In questo contesto, il vice capo dell’ufficio politico di Hamas, Mussa Abu Marzuk, ha sottolineato tre fattori che, a suo avviso, possono influenzare Israele:

  • “La solidità del popolo palestinese e la resistenza nel conflitto con l’esercito israeliano”
  • “La debole situazione degli Stati Uniti in un periodo elettorale che potrebbe evitare di costringere Israele ad accettare di fermare la sua aggressione”
  • “La divisione interna in Israele che si esprime nei rapporti tra Netanyahu e l’opinione pubblica e tra Netanyahu e l’esercito, potrebbe costringere Netanyahu a fermare la sua aggressione”.

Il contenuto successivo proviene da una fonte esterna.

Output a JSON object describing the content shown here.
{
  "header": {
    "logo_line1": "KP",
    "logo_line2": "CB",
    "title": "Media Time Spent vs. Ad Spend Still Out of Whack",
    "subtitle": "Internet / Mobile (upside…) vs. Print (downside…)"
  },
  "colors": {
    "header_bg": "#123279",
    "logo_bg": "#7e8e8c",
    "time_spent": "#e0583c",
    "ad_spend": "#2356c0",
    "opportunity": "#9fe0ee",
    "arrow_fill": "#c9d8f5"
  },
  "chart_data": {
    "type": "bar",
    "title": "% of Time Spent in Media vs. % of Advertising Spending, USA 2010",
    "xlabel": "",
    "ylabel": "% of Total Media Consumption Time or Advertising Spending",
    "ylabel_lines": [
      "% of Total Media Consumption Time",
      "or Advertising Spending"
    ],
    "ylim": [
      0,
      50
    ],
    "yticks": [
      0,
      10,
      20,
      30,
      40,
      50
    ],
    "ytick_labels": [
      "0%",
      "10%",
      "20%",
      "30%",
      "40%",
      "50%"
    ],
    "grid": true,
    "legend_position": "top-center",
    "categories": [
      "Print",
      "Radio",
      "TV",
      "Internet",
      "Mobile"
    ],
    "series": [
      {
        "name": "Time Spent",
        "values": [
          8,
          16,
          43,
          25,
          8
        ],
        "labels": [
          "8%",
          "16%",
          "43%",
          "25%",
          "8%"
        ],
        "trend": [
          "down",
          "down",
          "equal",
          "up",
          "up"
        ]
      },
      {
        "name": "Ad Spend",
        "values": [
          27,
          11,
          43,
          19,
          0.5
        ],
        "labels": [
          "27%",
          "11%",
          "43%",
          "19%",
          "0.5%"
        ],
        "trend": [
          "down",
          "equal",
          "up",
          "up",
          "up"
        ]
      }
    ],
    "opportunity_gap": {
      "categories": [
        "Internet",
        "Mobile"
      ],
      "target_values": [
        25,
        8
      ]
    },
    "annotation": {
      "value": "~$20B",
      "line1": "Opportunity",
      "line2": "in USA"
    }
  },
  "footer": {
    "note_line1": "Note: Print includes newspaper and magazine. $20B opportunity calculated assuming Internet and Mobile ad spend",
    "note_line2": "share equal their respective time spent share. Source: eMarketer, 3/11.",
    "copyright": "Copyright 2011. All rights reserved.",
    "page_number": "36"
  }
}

Hamas insiste sul fatto che senza una cessazione totale dei combattimenti, cosa che Israele rifiuta, non potrà esserci alcun accordo.

Un funzionario israeliano ha detto che Israele sostiene ancora la precedente proposta del presidente Biden e sta aspettando la risposta di Hamas alla proposta.

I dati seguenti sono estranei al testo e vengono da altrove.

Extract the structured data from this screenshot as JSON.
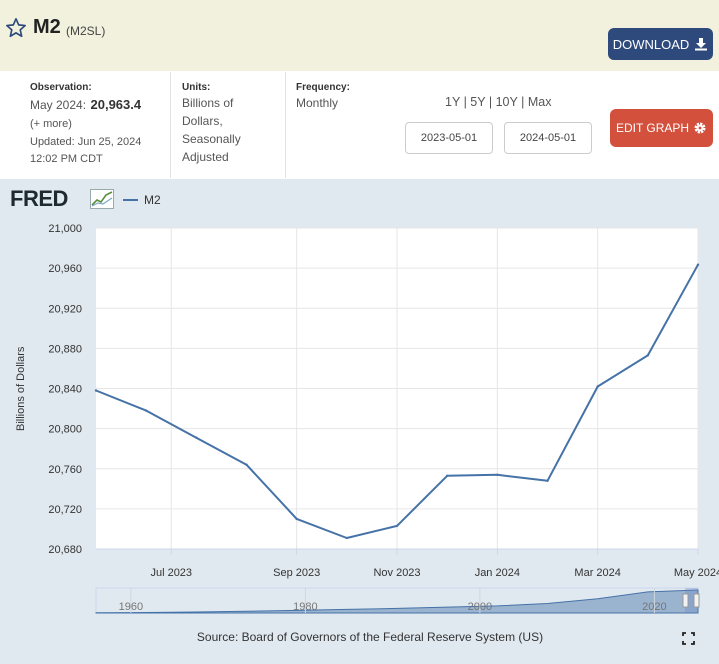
{
  "header": {
    "title": "M2",
    "series_id": "(M2SL)",
    "download_label": "DOWNLOAD"
  },
  "meta": {
    "observation_head": "Observation:",
    "observation_prefix": "May 2024:",
    "observation_value": "20,963.4",
    "more": "(+ more)",
    "updated": "Updated: Jun 25, 2024",
    "updated_time": "12:02 PM CDT",
    "units_head": "Units:",
    "units_lines": [
      "Billions of",
      "Dollars,",
      "Seasonally",
      "Adjusted"
    ],
    "frequency_head": "Frequency:",
    "frequency": "Monthly"
  },
  "ranges": [
    "1Y",
    "5Y",
    "10Y",
    "Max"
  ],
  "range_sep": "|",
  "dates": {
    "start": "2023-05-01",
    "end": "2024-05-01"
  },
  "edit_label": "EDIT GRAPH",
  "brand": "FRED",
  "source": "Source: Board of Governors of the Federal Reserve System (US)",
  "colors": {
    "series": "#4572a7",
    "download_bg": "#2e4a7d",
    "edit_bg": "#d2503c",
    "banner": "#f1f1dd",
    "graph_bg": "#e1e9f0"
  },
  "chart_data": {
    "type": "line",
    "series": [
      {
        "name": "M2",
        "x": [
          0,
          1,
          2,
          3,
          4,
          5,
          6,
          7,
          8,
          9,
          10,
          11,
          12
        ],
        "values": [
          20838,
          20818,
          20791,
          20764,
          20710,
          20691,
          20703,
          20753,
          20754,
          20748,
          20842,
          20873,
          20963.4
        ]
      }
    ],
    "x_ticks": [
      {
        "x": 1.5,
        "label": "Jul 2023"
      },
      {
        "x": 4,
        "label": "Sep 2023"
      },
      {
        "x": 6,
        "label": "Nov 2023"
      },
      {
        "x": 8,
        "label": "Jan 2024"
      },
      {
        "x": 10,
        "label": "Mar 2024"
      },
      {
        "x": 12,
        "label": "May 2024"
      }
    ],
    "xlim": [
      0,
      12
    ],
    "y_ticks": [
      20680,
      20720,
      20760,
      20800,
      20840,
      20880,
      20920,
      20960,
      21000
    ],
    "y_tick_labels": [
      "20,680",
      "20,720",
      "20,760",
      "20,800",
      "20,840",
      "20,880",
      "20,920",
      "20,960",
      "21,000"
    ],
    "ylim": [
      20680,
      21000
    ],
    "ylabel": "Billions of Dollars",
    "xlabel": "",
    "grid": true,
    "navigator": {
      "labels": [
        "1960",
        "1980",
        "2000",
        "2020"
      ],
      "label_years": [
        1960,
        1980,
        2000,
        2020
      ],
      "year_range": [
        1956,
        2025
      ],
      "values": [
        0.3,
        0.5,
        0.9,
        1.6,
        2.4,
        3.3,
        4.2,
        5.4,
        6.5,
        8.7,
        13,
        19.3,
        21
      ]
    }
  }
}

Questa sera (sabato), un video di Noa Argamani, liberata dalle forze israeliane tre settimane fa, è stato diffuso dal quartier generale della famiglia degli ostaggi. In questo video ringrazia le forze di sicurezza che l’hanno liberata e rende omaggio ad Arrnon Zmora, caduto in combattimento durante questa operazione di salvataggio. Ha anche ringraziato “tutti coloro che hanno fatto sentire la nostra voce quando non potevamo”. Ha ricordato che rimanevano 120 ostaggi tenuti prigionieri, compreso il suo compagno, Avinatan Or, dal quale è stata separata non appena sono stati rapiti. Ha chiesto il loro rilascio immediato e ha chiesto che si facesse tutto il possibile per ottenerlo.

Noè Argamani. Foto di Avshalom Sassoni/Flash9

Inoltre, le famiglie degli ostaggi hanno organizzato oggi (sabato) una manifestazione durante la quale si sono scagliate contro il capo del governo, accusandolo di essere il principale ostacolo ad un accordo per la liberazione dei loro cari. Sugli striscioni sono apparsi slogan come “Noi lo sostituiamo, li riportiamo indietro” che alludevano alla partenza di Netanyahu dal potere.

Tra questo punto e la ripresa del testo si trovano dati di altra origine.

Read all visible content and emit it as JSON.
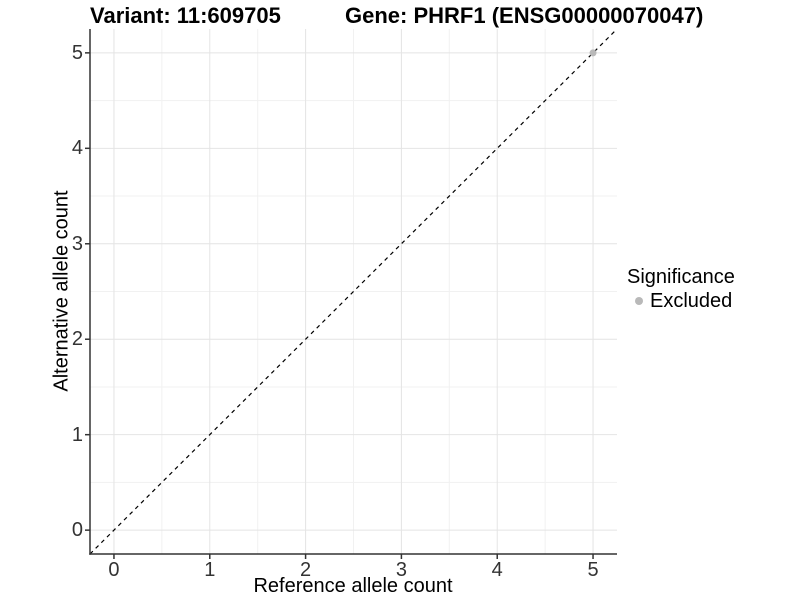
{
  "header": {
    "variant_title": "Variant: 11:609705",
    "gene_title": "Gene: PHRF1 (ENSG00000070047)"
  },
  "legend": {
    "title": "Significance",
    "entries": [
      {
        "label": "Excluded",
        "color": "#b9b9b9"
      }
    ]
  },
  "chart_data": {
    "type": "scatter",
    "title": "Variant: 11:609705  Gene: PHRF1 (ENSG00000070047)",
    "xlabel": "Reference allele count",
    "ylabel": "Alternative allele count",
    "xlim": [
      -0.25,
      5.25
    ],
    "ylim": [
      -0.25,
      5.25
    ],
    "x_ticks": [
      0,
      1,
      2,
      3,
      4,
      5
    ],
    "y_ticks": [
      0,
      1,
      2,
      3,
      4,
      5
    ],
    "grid": {
      "on": true,
      "major_color": "#e4e4e4",
      "minor_color": "#f1f1f1",
      "minor_at_halfway": true
    },
    "axis_line_color": "#333333",
    "tick_color": "#333333",
    "series": [
      {
        "name": "Excluded",
        "color": "#b9b9b9",
        "points": [
          {
            "x": 5,
            "y": 5
          }
        ]
      }
    ],
    "reference_line": {
      "kind": "identity",
      "style": "dashed",
      "color": "#000000"
    },
    "legend_position": "right"
  }
}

Foto di Chaim Goldberg/Flash90

Dany Elgarat, fratello di Itzik ostaggio a Gaza, ha dichiarato: “’È la fine’, queste sono le ultime parole che Itzik mi ha detto al telefono questo sabato. Sentivo nella sua voce la delusione, quella di essere stato abbandonato. Itzik aveva torto, non era la fine. Siamo sicuri che sia sopravvissuto altri 52 giorni di prigionia. Abbiamo testimonianze di chi l’ha visto. Il giorno del suo rapimento, il 7 ottobre, non ha segnato la fine ma l’inizio di un nuovo abbandono, più grave del primo. Si tratta di un abbandono volontario, programmato per raggiungere un unico obiettivo: restare al potere”.

Altri parenti degli ostaggi hanno detto: “Ciò che ci separa dai nostri cari è la testardaggine di Netanyahu. Prolunga la guerra per motivi personali, perché un accordo porterebbe alla fine della guerra, che porterebbe alle elezioni e alla fine del suo mandato.